Autre voie, autre espoir. Or voilà que les choses basculent. Espoir ? Le mot est fort, bien-sûr. Je le sais. Je sais que cette

voie place le style terriblement haut – c’est sûr. Mais aussi, et inévitablement, cette voie-là, cette grande et belle voie, elle a le mérite de sortir de la pénombre une humanité absente à son passé et à elle-même.

3. Et puis enfin, le style, son existence, la pratique du style, tout cela est l’indice d’une dernière chose. Le style est le rempart, il est le refuge de la dernière vérité des écrivains. Il est l’asile d’une vérité dernière, sans laquelle (et c’est là, proprement, le messianisme) ils ne seraient plus écrivains du tout.

Alors la seule chose que je dis, c’est que si la partie sera difficile et confuse, elle n’est pas perdue. Et la seule chose que je comprends, c’est que la nouveauté de notre époque, la seule, c’est que,

si le terrain du style reste, plus que jamais, celui où j’entends me tenir et vivre, il est devenu celui où je dois guetter, attendre, et, évidemment, défaire mon plus vieil ennemi.

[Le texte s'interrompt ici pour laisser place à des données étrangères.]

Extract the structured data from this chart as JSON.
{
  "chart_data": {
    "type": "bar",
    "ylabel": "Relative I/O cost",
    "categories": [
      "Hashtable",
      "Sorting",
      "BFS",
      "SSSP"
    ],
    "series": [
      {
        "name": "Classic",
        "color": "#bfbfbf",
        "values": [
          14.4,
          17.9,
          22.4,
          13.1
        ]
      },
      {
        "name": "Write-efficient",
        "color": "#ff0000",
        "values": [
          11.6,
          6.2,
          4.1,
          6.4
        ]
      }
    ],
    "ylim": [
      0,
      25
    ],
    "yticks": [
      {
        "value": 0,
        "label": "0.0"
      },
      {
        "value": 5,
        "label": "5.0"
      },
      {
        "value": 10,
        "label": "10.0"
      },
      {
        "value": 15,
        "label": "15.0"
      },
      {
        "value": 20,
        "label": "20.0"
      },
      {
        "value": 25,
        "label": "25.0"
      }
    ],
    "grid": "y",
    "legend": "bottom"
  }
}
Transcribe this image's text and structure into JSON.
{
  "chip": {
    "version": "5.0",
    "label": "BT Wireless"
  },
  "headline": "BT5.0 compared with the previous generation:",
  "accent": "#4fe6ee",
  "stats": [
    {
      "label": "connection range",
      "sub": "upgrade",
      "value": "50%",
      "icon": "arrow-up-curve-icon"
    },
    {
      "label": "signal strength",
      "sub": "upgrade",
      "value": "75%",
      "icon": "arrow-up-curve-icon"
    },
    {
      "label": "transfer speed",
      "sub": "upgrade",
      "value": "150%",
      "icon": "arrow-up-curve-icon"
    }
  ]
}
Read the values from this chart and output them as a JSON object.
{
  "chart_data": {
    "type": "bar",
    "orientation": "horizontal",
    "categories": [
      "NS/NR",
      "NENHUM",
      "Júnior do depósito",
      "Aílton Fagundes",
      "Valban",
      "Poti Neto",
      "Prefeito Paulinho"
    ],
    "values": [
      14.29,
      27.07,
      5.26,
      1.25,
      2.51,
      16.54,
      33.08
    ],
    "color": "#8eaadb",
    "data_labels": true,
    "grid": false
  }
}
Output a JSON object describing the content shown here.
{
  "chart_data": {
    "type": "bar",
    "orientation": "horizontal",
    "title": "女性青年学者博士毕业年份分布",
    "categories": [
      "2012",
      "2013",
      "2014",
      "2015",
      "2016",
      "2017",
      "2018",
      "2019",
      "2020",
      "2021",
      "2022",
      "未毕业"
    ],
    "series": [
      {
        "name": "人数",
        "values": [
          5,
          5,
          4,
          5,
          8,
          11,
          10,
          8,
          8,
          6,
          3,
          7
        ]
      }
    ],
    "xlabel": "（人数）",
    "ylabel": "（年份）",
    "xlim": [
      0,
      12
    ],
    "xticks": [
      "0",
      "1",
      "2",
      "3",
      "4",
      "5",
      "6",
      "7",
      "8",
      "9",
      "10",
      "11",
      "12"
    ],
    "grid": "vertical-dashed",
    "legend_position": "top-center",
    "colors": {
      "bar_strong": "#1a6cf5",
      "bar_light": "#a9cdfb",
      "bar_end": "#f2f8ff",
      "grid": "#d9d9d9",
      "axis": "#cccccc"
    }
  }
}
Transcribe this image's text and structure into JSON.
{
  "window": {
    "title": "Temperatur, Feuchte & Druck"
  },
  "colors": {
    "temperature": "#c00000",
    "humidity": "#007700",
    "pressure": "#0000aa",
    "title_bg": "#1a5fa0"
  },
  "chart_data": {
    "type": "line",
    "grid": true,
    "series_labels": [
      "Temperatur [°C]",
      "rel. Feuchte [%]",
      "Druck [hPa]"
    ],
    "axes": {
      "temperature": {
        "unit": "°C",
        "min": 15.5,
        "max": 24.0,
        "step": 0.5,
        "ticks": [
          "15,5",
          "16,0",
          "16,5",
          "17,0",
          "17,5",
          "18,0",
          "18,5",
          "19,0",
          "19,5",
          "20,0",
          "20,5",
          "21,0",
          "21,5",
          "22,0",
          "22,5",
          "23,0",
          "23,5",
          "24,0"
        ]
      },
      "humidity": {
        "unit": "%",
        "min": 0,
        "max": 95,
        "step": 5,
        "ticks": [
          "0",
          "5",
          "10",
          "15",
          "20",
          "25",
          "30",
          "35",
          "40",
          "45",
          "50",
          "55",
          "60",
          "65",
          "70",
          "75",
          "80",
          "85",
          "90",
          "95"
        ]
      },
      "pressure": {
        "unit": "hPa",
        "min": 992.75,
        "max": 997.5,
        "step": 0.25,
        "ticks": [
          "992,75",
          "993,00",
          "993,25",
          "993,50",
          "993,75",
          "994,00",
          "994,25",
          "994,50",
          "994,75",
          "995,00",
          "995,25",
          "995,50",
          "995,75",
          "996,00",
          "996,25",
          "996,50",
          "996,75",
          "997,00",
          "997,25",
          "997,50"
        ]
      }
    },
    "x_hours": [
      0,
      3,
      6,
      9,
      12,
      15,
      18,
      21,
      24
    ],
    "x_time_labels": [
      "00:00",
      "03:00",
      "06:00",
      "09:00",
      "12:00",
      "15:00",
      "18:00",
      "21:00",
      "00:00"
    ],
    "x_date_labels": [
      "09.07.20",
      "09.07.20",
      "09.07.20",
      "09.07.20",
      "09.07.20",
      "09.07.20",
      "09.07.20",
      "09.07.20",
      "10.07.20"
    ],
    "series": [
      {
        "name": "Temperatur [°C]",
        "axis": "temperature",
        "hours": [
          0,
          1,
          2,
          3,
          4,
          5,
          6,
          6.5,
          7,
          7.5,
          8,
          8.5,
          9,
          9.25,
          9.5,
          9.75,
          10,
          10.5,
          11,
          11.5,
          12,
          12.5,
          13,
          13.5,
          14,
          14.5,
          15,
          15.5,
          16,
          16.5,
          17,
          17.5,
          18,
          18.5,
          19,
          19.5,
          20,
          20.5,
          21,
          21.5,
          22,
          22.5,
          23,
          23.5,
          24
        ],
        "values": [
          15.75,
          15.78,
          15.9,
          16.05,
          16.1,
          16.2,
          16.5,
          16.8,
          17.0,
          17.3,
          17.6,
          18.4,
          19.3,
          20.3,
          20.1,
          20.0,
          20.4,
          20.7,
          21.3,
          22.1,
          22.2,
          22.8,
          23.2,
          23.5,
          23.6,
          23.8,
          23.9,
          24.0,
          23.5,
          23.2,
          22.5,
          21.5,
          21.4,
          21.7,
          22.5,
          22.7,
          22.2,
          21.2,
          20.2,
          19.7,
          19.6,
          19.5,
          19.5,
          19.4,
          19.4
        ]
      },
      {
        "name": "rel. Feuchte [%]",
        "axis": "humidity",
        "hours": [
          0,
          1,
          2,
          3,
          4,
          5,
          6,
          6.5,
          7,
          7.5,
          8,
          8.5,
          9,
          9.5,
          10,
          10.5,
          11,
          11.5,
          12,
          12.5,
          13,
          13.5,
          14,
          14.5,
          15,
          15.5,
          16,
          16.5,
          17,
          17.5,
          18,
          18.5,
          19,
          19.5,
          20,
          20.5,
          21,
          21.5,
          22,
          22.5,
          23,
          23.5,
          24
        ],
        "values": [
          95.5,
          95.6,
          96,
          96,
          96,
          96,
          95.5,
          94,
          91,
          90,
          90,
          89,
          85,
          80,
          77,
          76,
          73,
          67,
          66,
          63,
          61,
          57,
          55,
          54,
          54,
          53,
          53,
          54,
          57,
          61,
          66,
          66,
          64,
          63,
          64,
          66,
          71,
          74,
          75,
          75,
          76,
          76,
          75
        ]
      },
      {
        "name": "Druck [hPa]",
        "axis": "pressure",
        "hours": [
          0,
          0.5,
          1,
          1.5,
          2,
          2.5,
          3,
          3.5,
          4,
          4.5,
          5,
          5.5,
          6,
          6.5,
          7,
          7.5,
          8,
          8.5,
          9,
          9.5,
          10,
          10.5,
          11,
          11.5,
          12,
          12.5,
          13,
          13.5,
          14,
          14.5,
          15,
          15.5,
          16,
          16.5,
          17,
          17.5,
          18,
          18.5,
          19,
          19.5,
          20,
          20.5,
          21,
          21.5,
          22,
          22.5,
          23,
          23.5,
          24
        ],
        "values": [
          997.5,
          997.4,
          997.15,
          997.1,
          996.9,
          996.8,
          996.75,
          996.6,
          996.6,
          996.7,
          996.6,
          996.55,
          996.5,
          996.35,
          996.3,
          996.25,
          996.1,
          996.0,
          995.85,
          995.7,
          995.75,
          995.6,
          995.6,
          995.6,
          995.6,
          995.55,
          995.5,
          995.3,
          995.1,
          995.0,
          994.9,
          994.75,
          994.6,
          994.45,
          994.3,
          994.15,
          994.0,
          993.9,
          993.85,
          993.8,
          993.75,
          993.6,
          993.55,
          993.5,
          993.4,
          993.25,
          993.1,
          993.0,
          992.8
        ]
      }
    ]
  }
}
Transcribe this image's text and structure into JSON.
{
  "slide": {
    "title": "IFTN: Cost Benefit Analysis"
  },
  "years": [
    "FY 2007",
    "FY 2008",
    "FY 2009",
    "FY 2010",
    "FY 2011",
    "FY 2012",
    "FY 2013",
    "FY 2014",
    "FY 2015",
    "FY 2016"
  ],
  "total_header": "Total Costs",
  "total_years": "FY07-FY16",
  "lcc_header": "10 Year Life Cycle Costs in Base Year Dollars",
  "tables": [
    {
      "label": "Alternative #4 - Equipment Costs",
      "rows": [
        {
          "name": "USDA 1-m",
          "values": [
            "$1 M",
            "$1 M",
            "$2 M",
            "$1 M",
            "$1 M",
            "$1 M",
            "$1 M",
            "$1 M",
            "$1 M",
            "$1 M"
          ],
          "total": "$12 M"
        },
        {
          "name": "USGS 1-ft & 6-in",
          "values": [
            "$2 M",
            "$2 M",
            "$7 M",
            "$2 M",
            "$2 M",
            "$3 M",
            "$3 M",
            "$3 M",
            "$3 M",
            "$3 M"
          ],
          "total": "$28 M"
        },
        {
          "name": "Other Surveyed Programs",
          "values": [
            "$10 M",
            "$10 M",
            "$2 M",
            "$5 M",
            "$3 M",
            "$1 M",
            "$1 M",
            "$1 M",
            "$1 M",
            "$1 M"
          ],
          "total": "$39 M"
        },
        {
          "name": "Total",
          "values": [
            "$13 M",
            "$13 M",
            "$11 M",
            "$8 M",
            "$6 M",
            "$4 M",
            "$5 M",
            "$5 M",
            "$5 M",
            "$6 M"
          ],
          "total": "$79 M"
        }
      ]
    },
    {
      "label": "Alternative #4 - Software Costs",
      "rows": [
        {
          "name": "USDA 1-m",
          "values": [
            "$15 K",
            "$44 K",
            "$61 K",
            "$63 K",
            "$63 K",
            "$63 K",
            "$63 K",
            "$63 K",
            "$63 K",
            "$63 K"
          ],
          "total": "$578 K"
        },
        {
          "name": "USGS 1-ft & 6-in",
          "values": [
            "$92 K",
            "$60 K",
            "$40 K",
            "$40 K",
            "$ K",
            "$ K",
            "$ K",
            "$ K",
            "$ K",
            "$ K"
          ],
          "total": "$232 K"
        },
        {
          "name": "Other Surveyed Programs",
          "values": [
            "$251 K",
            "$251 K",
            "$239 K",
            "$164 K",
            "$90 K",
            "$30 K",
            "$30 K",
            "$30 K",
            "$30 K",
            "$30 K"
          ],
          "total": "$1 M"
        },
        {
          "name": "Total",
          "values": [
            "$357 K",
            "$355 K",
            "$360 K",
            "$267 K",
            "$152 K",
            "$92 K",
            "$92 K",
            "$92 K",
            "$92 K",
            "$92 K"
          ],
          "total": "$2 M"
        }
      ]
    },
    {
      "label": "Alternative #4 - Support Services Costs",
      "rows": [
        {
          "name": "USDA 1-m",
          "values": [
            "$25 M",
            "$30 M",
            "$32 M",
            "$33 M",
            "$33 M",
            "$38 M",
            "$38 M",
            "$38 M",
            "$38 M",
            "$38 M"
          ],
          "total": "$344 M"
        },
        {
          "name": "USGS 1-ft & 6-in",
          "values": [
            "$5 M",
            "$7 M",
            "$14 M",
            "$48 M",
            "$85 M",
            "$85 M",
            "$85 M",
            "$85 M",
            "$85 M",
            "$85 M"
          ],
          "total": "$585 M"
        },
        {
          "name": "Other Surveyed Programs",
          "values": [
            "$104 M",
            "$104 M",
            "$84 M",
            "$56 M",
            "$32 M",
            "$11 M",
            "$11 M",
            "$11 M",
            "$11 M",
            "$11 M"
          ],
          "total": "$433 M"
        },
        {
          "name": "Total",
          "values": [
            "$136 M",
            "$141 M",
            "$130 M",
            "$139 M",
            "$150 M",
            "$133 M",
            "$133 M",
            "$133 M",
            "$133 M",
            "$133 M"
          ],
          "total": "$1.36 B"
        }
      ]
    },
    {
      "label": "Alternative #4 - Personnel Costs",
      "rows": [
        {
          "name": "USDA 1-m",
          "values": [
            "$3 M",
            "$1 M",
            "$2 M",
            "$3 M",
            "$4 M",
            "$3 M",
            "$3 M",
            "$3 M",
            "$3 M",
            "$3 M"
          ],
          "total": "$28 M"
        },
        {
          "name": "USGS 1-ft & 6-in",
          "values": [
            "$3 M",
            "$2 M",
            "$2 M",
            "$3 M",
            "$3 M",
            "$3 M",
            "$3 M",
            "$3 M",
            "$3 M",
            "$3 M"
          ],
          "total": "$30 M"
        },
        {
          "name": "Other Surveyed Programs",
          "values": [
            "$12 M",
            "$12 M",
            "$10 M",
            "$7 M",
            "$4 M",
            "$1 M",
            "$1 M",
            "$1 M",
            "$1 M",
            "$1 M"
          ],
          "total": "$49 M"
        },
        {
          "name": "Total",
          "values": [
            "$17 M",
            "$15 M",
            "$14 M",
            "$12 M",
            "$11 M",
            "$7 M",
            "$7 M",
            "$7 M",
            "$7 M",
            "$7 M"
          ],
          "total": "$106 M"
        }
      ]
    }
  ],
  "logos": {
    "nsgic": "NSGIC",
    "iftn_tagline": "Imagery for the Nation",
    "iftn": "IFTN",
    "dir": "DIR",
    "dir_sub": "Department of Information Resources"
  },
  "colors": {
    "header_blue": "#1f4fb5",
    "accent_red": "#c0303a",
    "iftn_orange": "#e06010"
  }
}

Situation navrante, mais pas tragique. Problématique, mais pas décisive. Et sûrement pas une raison, en tout cas, de céder la place à la canaille – ils ne passeront pas. Je résume, naturellement. Mais enfin, je crois avoir restitué l’esprit du style. C’est aussi simple que cela. Je le sais. Et je sais que la réponse est là – prenez cette clé que je vous donne. Il faut imaginer des stylistes heureux. Il faut un antipari où l’on gagne en misant, non sur l’existence, mais sur l’inexistence d’une

définition du style. La stylistique est à ce prix. Et l’alternative, la seule, c’est le diable universitaire et ses légions de de critiques, qui étaient des

anges et qui sont maintenant des assassins. Alors heureux, qui, comme moi, aime le style. Heureux, vraiment heureux qui peut avoir heureusement ce heurs que de l’aimer, oui. Et plus heureux, qui combat pour l’amour du style Voilà. Nous en sommes là. C’était l’objet de cette conférence. Et le reste viendra à son heure – des stylisticiens, il y en a déjà : mais il en faut plus.